Fingertips Lab’s iPhone-controlling gadget is a good idea that needs a lot of work.
June 15, 2017
Fingertips Lab’s O6 is a button and dial for controlling your iPhone without having to touch the screen.

All day, every day I’m surrounded by screens: my smartphone, laptops, tablet, TV, and a video baby monitor, just to name the ones I usually have control over. My eyes—and my brain—get tired from all this display time.

So I was intrigued when I heard about a $99 circular gadget meant for the iPhone that can replace some of this screen-gazing with button pressing. Called O6, it’s like a rubbery, aluminum-ringed Oreo that can be twisted as a dial or pressed.

You connect it to a smartphone via Bluetooth and download a corresponding app to do a handful of things like scroll to hear your iPhone read your new e-mails, Twitter updates, and online stories you’ve saved. You can also answer incoming calls by tapping the center button, and use O6 for some basic controls with other apps like Pandora, Spotify, or Netflix.

The company behind O6, Fingertips Lab, fits into a larger shift in human-computer interaction toward finding alternatives to displays, which have proliferated in so many aspects of our lives. Most of the popular options right now are focused on using your voice—think Amazon’s Alexa, Google’s Assistant, and Apple’s Siri—but Fingertips Lab thinks there’s room for a more tactile experience. And since plenty of people still use their phones while driving, Fingertips Lab believes O6 can help there, too, by at least taking your focus off the screen.

In theory, I agree. There’s something comfortable and almost retro about having a small, simple piece of hardware as a controller—something with a few moving parts that makes it so you don’t have to swipe and tap a glass screen.

But the O6 isn’t quite there yet.

I immediately liked the way O6 looks, with its textured, two-toned face, and the dial’s ridges felt nice on my fingers. When I turned the dial, I was charmed by the audible mechanical click, and the inclusion of a strong buzz as feedback for certain actions was quite helpful. I connected it to a clip (the company sells these for $19) and attached it to my daughter’s baby carrier so I could listen to NPR with an earbud in one ear on the walk to daycare; a cool idea, I thought, since I hate holding my phone while holding my baby. Yet in this and subsequent activities with the device, I had a really hard time remembering things like how many taps it took (and on which of the two buttons) to use the dial as a volume adjuster, and whether O6 was in the volume mode or the mode where the dial would act as a “next” button.

In general I found the dial incredibly sensitive, which could be good but mostly meant I accidentally swiped over NPR news stories or e-mails I wanted to listen to.

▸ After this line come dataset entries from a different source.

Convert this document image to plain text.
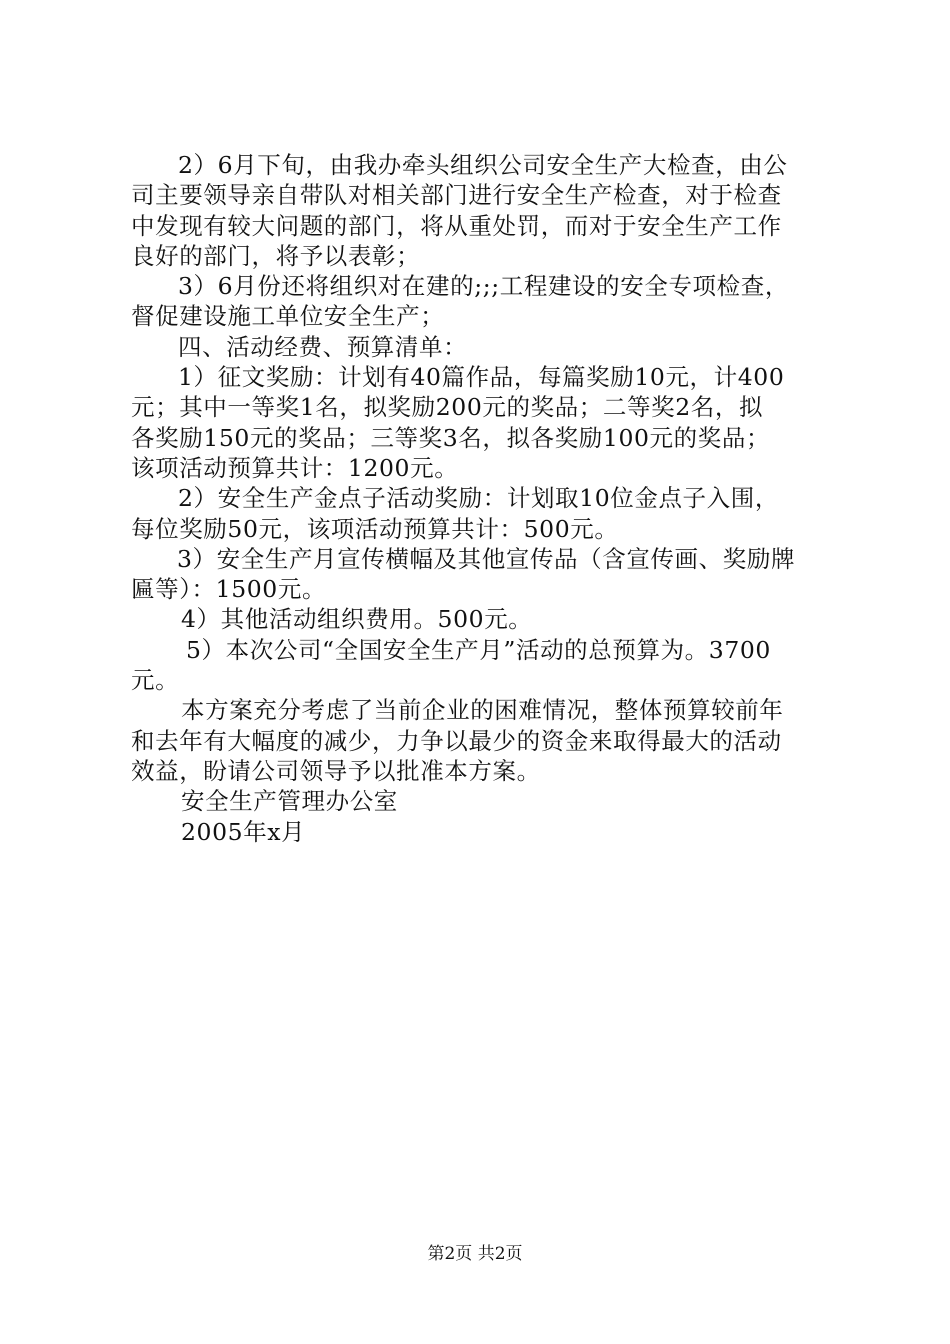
2）6月下旬，由我办牵头组织公司安全生产大检查，由公
司主要领导亲自带队对相关部门进行安全生产检查，对于检查
中发现有较大问题的部门，将从重处罚，而对于安全生产工作
良好的部门，将予以表彰；
3）6月份还将组织对在建的;;;工程建设的安全专项检查，
督促建设施工单位安全生产；
四、活动经费、预算清单：
1）征文奖励：计划有40篇作品，每篇奖励10元，计400
元；其中一等奖1名，拟奖励200元的奖品；二等奖2名，拟
各奖励150元的奖品；三等奖3名，拟各奖励100元的奖品；
该项活动预算共计：1200元。
2）安全生产金点子活动奖励：计划取10位金点子入围，
每位奖励50元，该项活动预算共计：500元。
3）安全生产月宣传横幅及其他宣传品（含宣传画、奖励牌
匾等）：1500元。
4）其他活动组织费用。500元。
5）本次公司“全国安全生产月”活动的总预算为。3700
元。
本方案充分考虑了当前企业的困难情况，整体预算较前年
和去年有大幅度的减少，力争以最少的资金来取得最大的活动
效益，盼请公司领导予以批准本方案。
安全生产管理办公室
2005年x月
第2页 共2页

And while it seemed like a cool idea to use O6 as a camera shutter, I never understood why I had to turn the dial to take a photo, rather than just pressing the center button.

While wearing the clip to listen to music or hear recent tweets, there were several times when O6 had a delayed response to my taps and twists. I’d keep twisting, start pressing some buttons, and then the phone would start beeping and talking in a jumble of unwanted information.  

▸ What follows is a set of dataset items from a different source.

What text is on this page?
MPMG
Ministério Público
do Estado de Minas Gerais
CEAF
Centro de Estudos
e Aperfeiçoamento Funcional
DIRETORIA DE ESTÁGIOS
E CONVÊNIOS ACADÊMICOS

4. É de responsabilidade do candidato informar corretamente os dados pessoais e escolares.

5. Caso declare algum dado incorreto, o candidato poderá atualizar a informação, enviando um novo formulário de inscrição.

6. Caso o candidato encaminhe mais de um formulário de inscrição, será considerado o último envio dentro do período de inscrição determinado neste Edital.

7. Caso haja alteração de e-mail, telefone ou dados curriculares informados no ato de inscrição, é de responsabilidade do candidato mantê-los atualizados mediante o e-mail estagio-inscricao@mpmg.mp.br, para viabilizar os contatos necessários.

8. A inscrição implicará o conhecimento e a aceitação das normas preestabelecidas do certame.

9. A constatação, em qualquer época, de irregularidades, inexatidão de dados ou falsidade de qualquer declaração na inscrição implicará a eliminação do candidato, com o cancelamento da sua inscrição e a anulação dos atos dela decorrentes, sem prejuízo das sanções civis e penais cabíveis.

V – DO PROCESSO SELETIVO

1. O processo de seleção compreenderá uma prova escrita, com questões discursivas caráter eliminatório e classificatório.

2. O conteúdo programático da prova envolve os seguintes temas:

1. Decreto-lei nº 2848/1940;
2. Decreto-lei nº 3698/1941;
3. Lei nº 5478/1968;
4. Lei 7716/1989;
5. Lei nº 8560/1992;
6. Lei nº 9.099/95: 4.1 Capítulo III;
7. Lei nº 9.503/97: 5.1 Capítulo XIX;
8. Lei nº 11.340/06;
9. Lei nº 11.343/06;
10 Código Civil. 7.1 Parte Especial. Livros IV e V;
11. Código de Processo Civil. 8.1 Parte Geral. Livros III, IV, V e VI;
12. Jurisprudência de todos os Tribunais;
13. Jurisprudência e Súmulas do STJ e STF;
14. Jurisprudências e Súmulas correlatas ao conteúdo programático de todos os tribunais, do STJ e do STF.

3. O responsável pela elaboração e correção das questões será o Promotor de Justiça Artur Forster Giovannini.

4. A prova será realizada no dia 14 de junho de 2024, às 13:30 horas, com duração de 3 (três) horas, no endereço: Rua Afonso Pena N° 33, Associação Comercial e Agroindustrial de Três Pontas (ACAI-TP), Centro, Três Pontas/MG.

I took the gadget for a couple test drives in my car, too, with a $19 O6 steering wheel mount that the company also loaned me. Getting the mount on the steering wheel was easy but the experience of using it, frankly, sucked and felt dangerous from the start.

I tried a few different activities, including listening to stories I had saved in Pocket. Several times I accidentally swatted the dial with my palm, making Pocket skip ahead to the next story, and when I made turns with hand-over-hand steering, O6 got in the way. Once, while on the freeway, I tried to turn the dial and the device detached from the mount; at that point I decided it didn’t get to sit on my steering wheel anymore.

I’m not giving up on the idea of a button-like interface for using my smartphone, and I hope Fingertips Lab doesn’t either. We use our smartphones for hours each day—a recent report by market researcher comScore estimated nearly three hours, on average, for adults in the U.S.—so there’s clearly an opportunity for a simple device that makes those interactions less eye-glazing and, perhaps, safer.